Washington: A 13-month streak of record-breaking global warmth has ended.
From June 2023 until June 2024, air and ocean surface water temperatures averaged a quarter of a degree Celsius higher than records set only a few years previously. Air temperatures in July 2024 were slightly cooler than the previous July (0.04°C, the narrowest of margins) according to the EU’s Copernicus Climate Change Service.
July 2023 was in turn 0.28°C warmer than the previous record-hot July in 2019, so the remarkable jump in temperature during the past year has yet to ease off completely. The warmest global air temperature recorded was in December 2023, at 1.78°C above the pre-industrial average temperature for December – and 0.31°C warmer than the previous record.
Global warming has consistently toppled records for warm global average temperatures in recent decades, but breaking them by as much as a quarter of a degree for several months is not common. The end of this streak does not diminish the mounting threat of climate change.
So what caused these record temperatures? Several factors came together, but the biggest and most important is climate change, largely caused by burning fossil fuels.
What caused the heat streak
Temperatures typical of Earth 150 years ago are used for comparison to measure modern global warming.

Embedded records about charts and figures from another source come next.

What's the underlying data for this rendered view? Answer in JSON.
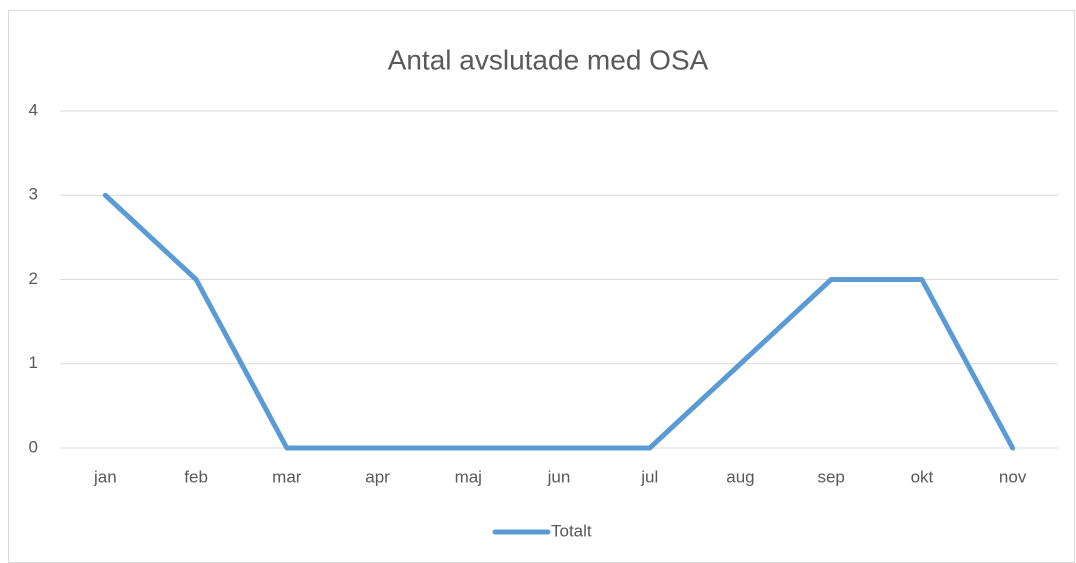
{
  "chart_data": {
    "type": "line",
    "title": "Antal avslutade med OSA",
    "categories": [
      "jan",
      "feb",
      "mar",
      "apr",
      "maj",
      "jun",
      "jul",
      "aug",
      "sep",
      "okt",
      "nov"
    ],
    "series": [
      {
        "name": "Totalt",
        "color": "#5b9bd5",
        "values": [
          3,
          2,
          0,
          0,
          0,
          0,
          0,
          1,
          2,
          2,
          0
        ]
      }
    ],
    "ylim": [
      0,
      4
    ],
    "yticks": [
      0,
      1,
      2,
      3,
      4
    ],
    "grid": true,
    "legend": "bottom"
  }
}
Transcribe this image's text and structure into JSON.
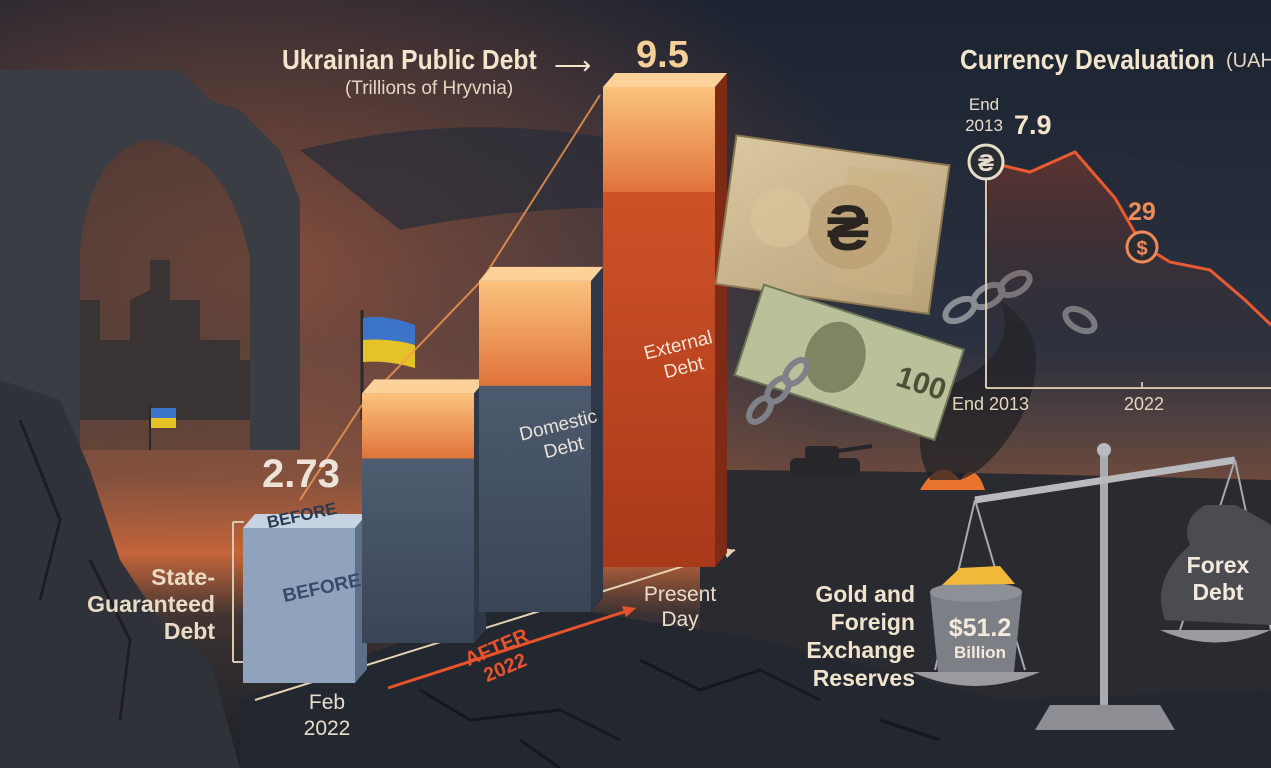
{
  "chart_data": [
    {
      "type": "bar",
      "title": "Ukrainian Public Debt",
      "subtitle": "(Trillions of Hryvnia)",
      "categories": [
        "Feb 2022",
        "",
        "",
        "Present Day"
      ],
      "values": [
        2.73,
        4.7,
        6.4,
        9.5
      ],
      "data_labels": [
        "2.73",
        "",
        "",
        "9.5"
      ],
      "components": [
        "State-Guaranteed Debt",
        "Domestic Debt",
        "External Debt"
      ],
      "period_labels": [
        "BEFORE",
        "AFTER 2022"
      ],
      "series_colors": {
        "domestic": "#4c5a6e",
        "external": "#c74a22",
        "top_glow": "#f29a55"
      }
    },
    {
      "type": "line",
      "title": "Currency Devaluation",
      "unit_label": "(UAH",
      "x": [
        "End 2013",
        "2022"
      ],
      "points": [
        {
          "label": "End 2013",
          "value": 7.9
        },
        {
          "label": "2022",
          "value": 29
        }
      ],
      "data_labels": [
        "7.9",
        "29"
      ],
      "line_color": "#e85a30"
    }
  ],
  "text": {
    "title_arrow": "⟶",
    "before_top": "BEFORE",
    "before_front": "BEFORE",
    "state_guaranteed": [
      "State-",
      "Guaranteed",
      "Debt"
    ],
    "domestic": [
      "Domestic",
      "Debt"
    ],
    "external": [
      "External",
      "Debt"
    ],
    "feb_2022": [
      "Feb",
      "2022"
    ],
    "present_day": [
      "Present",
      "Day"
    ],
    "after_2022": [
      "AFTER",
      "2022"
    ],
    "end_2013_top": [
      "End",
      "2013"
    ]
  },
  "scale_display": {
    "left_pan_label": [
      "Gold and Foreign",
      "Exchange",
      "Reserves"
    ],
    "left_pan_value": "$51.2",
    "left_pan_unit": "Billion",
    "right_pan_label": [
      "Forex",
      "Debt"
    ]
  },
  "icons": {
    "hryvnia_sign": "₴",
    "dollar_sign": "$"
  },
  "colors": {
    "sky_dark": "#1a2130",
    "sunset_orange": "#c85a2e",
    "ground": "#252a33",
    "accent_red": "#e8532c"
  }
}
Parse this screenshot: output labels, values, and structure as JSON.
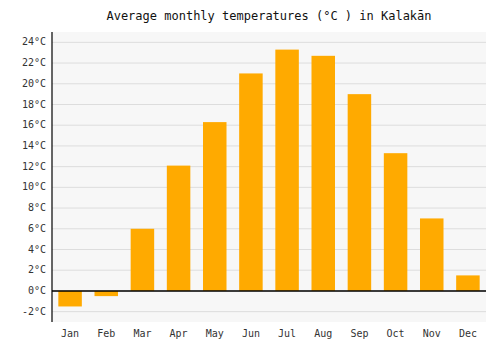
{
  "chart_data": {
    "type": "bar",
    "title": "Average monthly temperatures (°C ) in Kalakān",
    "categories": [
      "Jan",
      "Feb",
      "Mar",
      "Apr",
      "May",
      "Jun",
      "Jul",
      "Aug",
      "Sep",
      "Oct",
      "Nov",
      "Dec"
    ],
    "values": [
      -1.5,
      -0.5,
      6.0,
      12.1,
      16.3,
      21.0,
      23.3,
      22.7,
      19.0,
      13.3,
      7.0,
      1.5
    ],
    "color": "#FFAA00",
    "ylim": [
      -3,
      25
    ],
    "yticks": [
      {
        "value": -2,
        "label": "-2°C"
      },
      {
        "value": 0,
        "label": "0°C"
      },
      {
        "value": 2,
        "label": "2°C"
      },
      {
        "value": 4,
        "label": "4°C"
      },
      {
        "value": 6,
        "label": "6°C"
      },
      {
        "value": 8,
        "label": "8°C"
      },
      {
        "value": 10,
        "label": "10°C"
      },
      {
        "value": 12,
        "label": "12°C"
      },
      {
        "value": 14,
        "label": "14°C"
      },
      {
        "value": 16,
        "label": "16°C"
      },
      {
        "value": 18,
        "label": "18°C"
      },
      {
        "value": 20,
        "label": "20°C"
      },
      {
        "value": 22,
        "label": "22°C"
      },
      {
        "value": 24,
        "label": "24°C"
      }
    ],
    "grid": true
  }
}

The reference period, 1850–1900, was before most greenhouse gases associated with global industrialisation – which increase the heat present in Earth’s ocean and atmosphere – had been emitted.
July 2024 was 1.48°C warmer than a typical pre-industrial July, of which about 1.3°C is attributable to the general trend of global warming over the intervening decades.
This trend will continue to raise temperatures until humanity stabilises the climate by keeping fossil fuels in the ground where they belong.
But global warming doesn’t happen in a smooth progression.
Like UK house prices, the general trend is up, but there are ups and downs along the way.
Behind much of the ups and downs is the El Niño phenomenon. An El Niño event is a reorganisation of the water across the vast reaches of the Pacific Ocean.